I datori di lavoro devono invece astenersi dal raccogliere, a priori e in modo sistematico e generalizzato, anche attraverso specifiche richieste al singolo lavoratore o indagini non consentite, informazioni sulla presenza di eventuali sintomi influenzali del lavoratore e dei suoi contatti più stretti o comunque rientranti nella sfera extra lavorativa. La motivazione del diniego è che la raccolta dei dati è demandata a soggetti che istituzionalmente esercitano queste funzioni in modo qualificato. 
Le informazioni relative ai sintomi tipici del Coronavirus e alle informazioni sui recenti spostamenti di ogni individuo spettano agli operatori sanitari e al sistema attivato dalla protezione civile, che sono gli organi deputati a garantire il rispetto delle regole di sanità pubblica recentemente adottate.
Resta fermo l’obbligo del lavoratore di segnalare al datore di lavoro qualsiasi situazione di pericolo per la salute e la sicurezza sui luoghi di lavoro.
Il datore di lavoro, da suo canto, rimane la valutazione del rischio “biologico” derivante dal Coronavirus per la salute sul posto di lavoro e gli altri adempimenti connessi alla sorveglianza sanitaria sui lavoratori per il tramite del medico competente, come, ad esempio, la possibilità di sottoporre a una visita straordinaria i lavoratori più esposti.
Nel caso in cui, nel corso dell’attività lavorativa, il dipendente che svolge mansioni a contatto con il pubblico (es. URP, prestazioni allo sportello) venga in relazione con un caso sospetto di Coronavirus, lo stesso, anche tramite il datore di lavoro, provvederà a comunicare la circostanza ai servizi sanitari il Garante ha invitato tutti i titolari del trattamento ad attenersi scrupolosamente alle indicazioni fornite dal Ministero della salute e dalle istituzioni competenti per la prevenzione della diffusione del Coronavirus, senza effettuare iniziative autonome che prevedano la raccolta di dati anche sulla salute di utenti e lavoratori che non siano normativamente previste o disposte dagli organi competenti.
RILEVAZIONE DELLA TEMPERATURA CORPOREA AI DIPENDENTIIl lavoratore potrebbe sottoporsi alla rilevazione con i termoscanner soltanto su base volontaria, ma anche questo sarebbe da escludersi in ragione dello stato di soggezione dello stesso nei confronti del datore di lavoro, rilevano alcuni giuristi.

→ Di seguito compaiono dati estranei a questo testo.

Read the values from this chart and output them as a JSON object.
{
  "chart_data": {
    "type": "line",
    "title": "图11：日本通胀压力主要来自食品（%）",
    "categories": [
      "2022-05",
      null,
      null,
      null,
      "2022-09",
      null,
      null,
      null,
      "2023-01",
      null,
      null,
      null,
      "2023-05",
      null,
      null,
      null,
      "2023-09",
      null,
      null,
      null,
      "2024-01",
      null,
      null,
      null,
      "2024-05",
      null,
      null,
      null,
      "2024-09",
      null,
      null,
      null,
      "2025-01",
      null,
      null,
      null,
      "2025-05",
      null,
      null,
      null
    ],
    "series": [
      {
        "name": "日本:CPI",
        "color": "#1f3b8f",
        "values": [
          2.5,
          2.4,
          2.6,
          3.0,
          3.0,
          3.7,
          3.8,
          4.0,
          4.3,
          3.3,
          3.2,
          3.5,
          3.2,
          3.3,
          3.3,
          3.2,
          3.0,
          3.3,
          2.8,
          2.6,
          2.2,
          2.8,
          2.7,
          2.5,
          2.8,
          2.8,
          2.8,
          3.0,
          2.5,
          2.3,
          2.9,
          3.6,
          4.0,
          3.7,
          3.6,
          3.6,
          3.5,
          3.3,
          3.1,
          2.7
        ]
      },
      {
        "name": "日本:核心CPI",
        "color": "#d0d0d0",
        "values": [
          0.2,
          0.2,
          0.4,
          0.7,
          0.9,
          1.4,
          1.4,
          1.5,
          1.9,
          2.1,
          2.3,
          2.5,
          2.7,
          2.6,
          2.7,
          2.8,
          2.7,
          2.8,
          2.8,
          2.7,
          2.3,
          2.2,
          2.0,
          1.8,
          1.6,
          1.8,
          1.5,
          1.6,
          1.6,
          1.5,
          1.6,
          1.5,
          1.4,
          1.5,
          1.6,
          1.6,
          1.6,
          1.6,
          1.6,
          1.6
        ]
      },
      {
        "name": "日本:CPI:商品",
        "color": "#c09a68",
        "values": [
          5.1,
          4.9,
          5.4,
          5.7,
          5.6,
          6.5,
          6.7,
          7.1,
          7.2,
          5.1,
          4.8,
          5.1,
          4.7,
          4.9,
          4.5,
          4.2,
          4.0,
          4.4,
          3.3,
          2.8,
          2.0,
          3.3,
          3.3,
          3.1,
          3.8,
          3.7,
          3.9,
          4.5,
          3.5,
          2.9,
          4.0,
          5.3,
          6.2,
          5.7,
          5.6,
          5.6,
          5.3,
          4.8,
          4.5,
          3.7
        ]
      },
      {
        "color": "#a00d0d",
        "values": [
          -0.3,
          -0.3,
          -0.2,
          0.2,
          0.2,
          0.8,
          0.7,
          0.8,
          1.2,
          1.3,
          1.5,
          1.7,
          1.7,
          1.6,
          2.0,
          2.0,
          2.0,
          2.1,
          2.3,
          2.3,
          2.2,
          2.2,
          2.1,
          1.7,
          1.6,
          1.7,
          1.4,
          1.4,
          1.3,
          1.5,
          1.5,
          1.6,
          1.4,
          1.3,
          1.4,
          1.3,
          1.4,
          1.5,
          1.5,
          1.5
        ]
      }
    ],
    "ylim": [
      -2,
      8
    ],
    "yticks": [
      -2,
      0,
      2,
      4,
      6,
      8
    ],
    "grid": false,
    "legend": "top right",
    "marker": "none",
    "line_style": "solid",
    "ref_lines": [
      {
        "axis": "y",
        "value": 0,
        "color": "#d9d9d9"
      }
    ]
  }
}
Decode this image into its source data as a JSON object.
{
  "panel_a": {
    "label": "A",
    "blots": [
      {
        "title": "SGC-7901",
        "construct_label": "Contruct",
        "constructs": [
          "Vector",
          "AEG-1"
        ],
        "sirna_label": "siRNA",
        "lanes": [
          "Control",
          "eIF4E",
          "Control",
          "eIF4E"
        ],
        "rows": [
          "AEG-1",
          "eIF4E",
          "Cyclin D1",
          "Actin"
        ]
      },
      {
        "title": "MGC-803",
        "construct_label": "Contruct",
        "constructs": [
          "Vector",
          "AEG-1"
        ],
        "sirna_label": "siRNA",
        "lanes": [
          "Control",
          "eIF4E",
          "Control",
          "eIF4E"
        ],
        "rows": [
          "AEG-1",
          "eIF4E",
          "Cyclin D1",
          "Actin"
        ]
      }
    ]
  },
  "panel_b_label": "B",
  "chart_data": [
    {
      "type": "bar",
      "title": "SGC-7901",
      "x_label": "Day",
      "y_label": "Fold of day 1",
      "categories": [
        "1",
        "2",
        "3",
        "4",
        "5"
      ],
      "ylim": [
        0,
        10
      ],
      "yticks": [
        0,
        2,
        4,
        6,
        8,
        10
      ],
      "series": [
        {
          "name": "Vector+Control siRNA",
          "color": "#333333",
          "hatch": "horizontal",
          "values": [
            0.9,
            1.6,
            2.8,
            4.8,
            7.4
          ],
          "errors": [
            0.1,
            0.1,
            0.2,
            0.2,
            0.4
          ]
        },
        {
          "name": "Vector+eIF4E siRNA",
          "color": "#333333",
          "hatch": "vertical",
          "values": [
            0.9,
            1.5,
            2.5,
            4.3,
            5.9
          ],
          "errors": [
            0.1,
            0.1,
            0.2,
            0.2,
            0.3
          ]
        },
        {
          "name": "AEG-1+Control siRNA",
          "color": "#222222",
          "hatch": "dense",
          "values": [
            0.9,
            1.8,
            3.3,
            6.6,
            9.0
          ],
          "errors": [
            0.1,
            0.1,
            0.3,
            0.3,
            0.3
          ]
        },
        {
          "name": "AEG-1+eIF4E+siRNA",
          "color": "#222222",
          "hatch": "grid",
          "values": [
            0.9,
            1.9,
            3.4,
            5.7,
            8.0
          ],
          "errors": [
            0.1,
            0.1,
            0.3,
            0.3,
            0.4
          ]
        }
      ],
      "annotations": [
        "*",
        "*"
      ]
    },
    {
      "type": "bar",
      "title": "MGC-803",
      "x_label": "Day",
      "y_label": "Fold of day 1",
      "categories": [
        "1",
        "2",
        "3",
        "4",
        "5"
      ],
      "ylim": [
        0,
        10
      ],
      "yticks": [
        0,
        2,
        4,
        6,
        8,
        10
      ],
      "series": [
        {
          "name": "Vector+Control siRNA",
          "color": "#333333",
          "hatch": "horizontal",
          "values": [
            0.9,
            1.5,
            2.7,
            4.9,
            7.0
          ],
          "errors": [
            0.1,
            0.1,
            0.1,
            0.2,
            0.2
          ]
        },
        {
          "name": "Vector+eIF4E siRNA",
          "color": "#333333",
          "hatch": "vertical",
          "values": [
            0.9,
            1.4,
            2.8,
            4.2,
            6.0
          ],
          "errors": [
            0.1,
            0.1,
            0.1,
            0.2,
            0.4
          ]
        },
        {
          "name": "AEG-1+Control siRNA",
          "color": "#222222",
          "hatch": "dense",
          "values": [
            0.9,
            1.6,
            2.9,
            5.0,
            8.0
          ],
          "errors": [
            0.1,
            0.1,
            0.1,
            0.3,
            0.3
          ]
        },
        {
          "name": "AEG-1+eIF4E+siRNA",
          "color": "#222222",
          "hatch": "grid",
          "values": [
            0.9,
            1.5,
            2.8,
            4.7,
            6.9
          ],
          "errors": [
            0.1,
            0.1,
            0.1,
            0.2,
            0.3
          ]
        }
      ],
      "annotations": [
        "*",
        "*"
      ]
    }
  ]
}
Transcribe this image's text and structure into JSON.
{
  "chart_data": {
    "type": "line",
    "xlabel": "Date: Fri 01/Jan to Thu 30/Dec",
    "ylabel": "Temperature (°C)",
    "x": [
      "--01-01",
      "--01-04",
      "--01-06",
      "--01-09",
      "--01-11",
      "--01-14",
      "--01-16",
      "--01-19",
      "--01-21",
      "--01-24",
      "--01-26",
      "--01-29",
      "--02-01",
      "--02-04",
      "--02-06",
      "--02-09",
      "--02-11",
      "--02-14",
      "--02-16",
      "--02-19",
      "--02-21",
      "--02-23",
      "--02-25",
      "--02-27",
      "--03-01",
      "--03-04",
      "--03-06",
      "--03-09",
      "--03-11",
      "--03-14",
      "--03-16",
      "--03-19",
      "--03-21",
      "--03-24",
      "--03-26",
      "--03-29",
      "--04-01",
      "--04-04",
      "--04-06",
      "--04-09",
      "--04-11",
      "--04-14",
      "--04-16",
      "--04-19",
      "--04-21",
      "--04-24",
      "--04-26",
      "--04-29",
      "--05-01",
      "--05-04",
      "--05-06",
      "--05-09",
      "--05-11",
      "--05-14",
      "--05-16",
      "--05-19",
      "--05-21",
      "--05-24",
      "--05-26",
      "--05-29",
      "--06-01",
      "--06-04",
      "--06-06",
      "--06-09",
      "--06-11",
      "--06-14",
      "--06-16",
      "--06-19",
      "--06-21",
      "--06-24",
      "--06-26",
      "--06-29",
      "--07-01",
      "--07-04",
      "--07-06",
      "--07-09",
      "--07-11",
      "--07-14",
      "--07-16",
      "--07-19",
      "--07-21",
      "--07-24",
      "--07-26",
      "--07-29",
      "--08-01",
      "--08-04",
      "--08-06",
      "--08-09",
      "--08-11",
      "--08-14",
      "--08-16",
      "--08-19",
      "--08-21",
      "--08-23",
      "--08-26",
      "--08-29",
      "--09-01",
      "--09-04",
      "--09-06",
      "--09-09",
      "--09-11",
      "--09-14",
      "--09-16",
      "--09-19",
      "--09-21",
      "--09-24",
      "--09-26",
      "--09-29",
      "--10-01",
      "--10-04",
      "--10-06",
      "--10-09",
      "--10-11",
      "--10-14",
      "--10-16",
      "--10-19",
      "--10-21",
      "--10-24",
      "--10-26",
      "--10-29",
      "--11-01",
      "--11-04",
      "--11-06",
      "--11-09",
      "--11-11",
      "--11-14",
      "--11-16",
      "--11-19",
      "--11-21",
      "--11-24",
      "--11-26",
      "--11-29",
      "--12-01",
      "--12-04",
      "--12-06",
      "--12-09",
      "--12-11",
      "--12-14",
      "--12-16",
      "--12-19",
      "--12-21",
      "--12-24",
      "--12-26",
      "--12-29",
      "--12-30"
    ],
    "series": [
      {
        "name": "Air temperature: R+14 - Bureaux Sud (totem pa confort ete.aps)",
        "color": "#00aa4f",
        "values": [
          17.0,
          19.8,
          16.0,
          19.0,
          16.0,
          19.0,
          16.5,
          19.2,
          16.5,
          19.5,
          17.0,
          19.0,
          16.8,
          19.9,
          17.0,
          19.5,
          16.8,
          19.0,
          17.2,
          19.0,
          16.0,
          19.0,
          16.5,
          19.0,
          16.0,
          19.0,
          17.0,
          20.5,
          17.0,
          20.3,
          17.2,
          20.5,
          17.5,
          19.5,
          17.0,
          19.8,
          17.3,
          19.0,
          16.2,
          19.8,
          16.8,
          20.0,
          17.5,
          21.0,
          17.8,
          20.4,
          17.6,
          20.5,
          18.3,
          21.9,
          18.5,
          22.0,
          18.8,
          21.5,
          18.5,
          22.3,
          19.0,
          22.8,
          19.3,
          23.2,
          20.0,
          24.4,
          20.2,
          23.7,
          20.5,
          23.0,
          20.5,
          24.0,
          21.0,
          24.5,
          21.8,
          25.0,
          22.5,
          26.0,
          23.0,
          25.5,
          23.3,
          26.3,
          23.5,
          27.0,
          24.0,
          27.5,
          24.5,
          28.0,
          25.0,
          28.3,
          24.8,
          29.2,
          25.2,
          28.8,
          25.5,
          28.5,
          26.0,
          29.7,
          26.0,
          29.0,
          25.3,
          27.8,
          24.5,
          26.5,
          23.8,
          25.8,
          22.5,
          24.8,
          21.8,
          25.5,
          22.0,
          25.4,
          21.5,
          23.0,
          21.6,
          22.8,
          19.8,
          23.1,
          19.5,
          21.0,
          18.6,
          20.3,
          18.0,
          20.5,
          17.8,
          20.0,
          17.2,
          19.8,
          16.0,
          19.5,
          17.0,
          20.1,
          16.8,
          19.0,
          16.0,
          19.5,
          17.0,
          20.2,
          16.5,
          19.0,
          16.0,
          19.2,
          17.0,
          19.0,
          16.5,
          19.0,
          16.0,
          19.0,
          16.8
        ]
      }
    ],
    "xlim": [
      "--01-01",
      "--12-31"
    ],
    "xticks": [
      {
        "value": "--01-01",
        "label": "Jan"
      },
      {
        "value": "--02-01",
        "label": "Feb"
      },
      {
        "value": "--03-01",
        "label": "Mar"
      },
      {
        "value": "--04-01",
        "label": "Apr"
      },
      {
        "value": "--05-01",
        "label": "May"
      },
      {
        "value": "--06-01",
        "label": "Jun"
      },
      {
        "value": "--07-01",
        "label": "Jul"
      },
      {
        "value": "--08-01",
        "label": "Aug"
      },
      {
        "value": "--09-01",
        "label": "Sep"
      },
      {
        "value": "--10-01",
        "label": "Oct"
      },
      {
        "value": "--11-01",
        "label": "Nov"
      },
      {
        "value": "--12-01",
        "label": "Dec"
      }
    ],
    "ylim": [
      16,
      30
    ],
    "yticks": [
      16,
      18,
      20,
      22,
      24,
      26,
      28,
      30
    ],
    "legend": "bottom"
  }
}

Il Garante ha imposto alle aziende di astenersi dall’adozione di misure fai da te che comprendano la raccolta a priori e in modo sistematico e generalizzato di informazione sulla presenza di eventuali sintomi influenzali. L’eccezione che può essere sollevata è la presenza di un interesse pubblico superiore come prevede l’articolo 9 della normativa europea Gdpr per procedere al trattamento di dati sanitari; il decreto 81 del 2008 per la sicurezza sui luoghi di lavoro che permette al datore di lavoro, tramite il medico aziendale, di tutelare la sicurezza del lavoro e dei lavoratori.